In 2023, actors Dong Jie and Zhang Xiaohui gained immense popularity through Xiaohongshu's "slow live streaming." According to Xiaohongshu's official "Live Potato" data, Dong Jie gained over 1.1 million followers and accumulated over RMB 100 million in GMV after her first three live streams. Zhang Xiaohui's debut live stream generated RMB 50 million in GMV, attracting over 1 million viewers and selling out 57 items.
Under the "buyer-centric e-commerce" model, the core advantage of buyers lies not in price but in aesthetics, style, personalized experiences, and emotional value aligned with their own brand identity, making them a perfect fit for Xiaohongshu's grassroots culture.
From this perspective, after a decade of development and much deliberation among various business paths, Xiaohongshu has finally found its niche.
Balancing Content and Commerce: A Dilemma for Xiaohongshu
However, with the resolution of commercialization challenges came the inevitable erosion of community ecology by marketing content.
In 2021, Xiaohongshu faced backlash for misleading users through marketing, hype, and over-glamorizing tourist attractions, sparking a debate on "exposing fake internet celebrity spots." In 2023, Xiaohongshu again came under scrutiny for issues such as "fake grassroots marketing," becoming a focal point of public opinion.
In fact, the dilemma faced by Xiaohongshu echoes a common challenge among all content-based e-commerce platforms today: how to maintain a balance between commercialization and content ecology.

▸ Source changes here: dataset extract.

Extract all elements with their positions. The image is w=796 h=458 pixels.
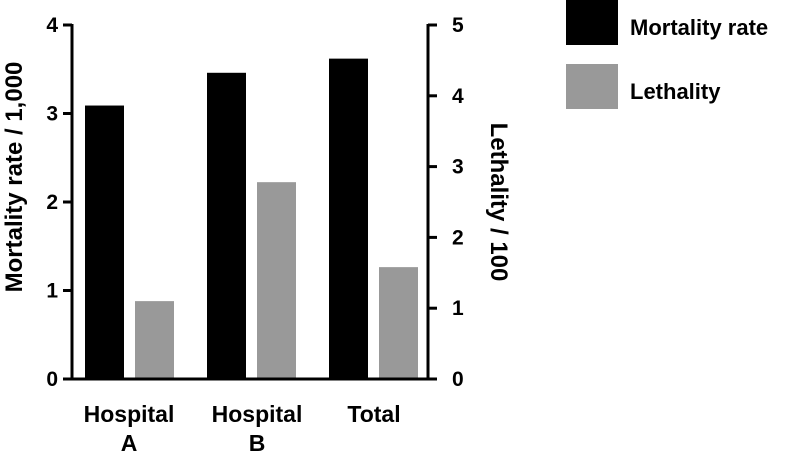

Similar issues have arisen on platforms like Bilibili and Zhihu in the past.
Historically speaking, in the current environment, "excessive pursuit of profits may compromise the future, but a lack of profits will threaten survival today." Therefore, prioritizing profitability is crucial for content platforms to remain competitive.
Nevertheless, in the pursuit of profitability, how can Xiaohongshu learn to strike a balance, reasonably advance commercialization while enhancing the integration of content and commerce, safeguard user experience, and achieve sustainable platform development? These are questions that Xiaohongshu must ponder.
In July this year, Xiaohongshu's COO Conan defined the platform's e-commerce arm as "lifestyle e-commerce" for the first time, downplaying the original "buyer-centric" model and returning to its core mission of "bringing users value and lifestyle experiences beyond price."
This move can be seen as Xiaohongshu's return to its original vision amidst its commercialization journey, echoing CEO Mao Wenchao's statement at the end of 2023, summarizing Xiaohongshu's corporate value: "For everything related to life, Xiaohongshu has the most comprehensive answers in the world."
From this perspective, this statement encapsulates both Xiaohongshu's past and poses a test for its future. Finding an innovative model that satisfies both commercial demands and maintains community atmosphere will be crucial to Xiaohongshu's long-term success.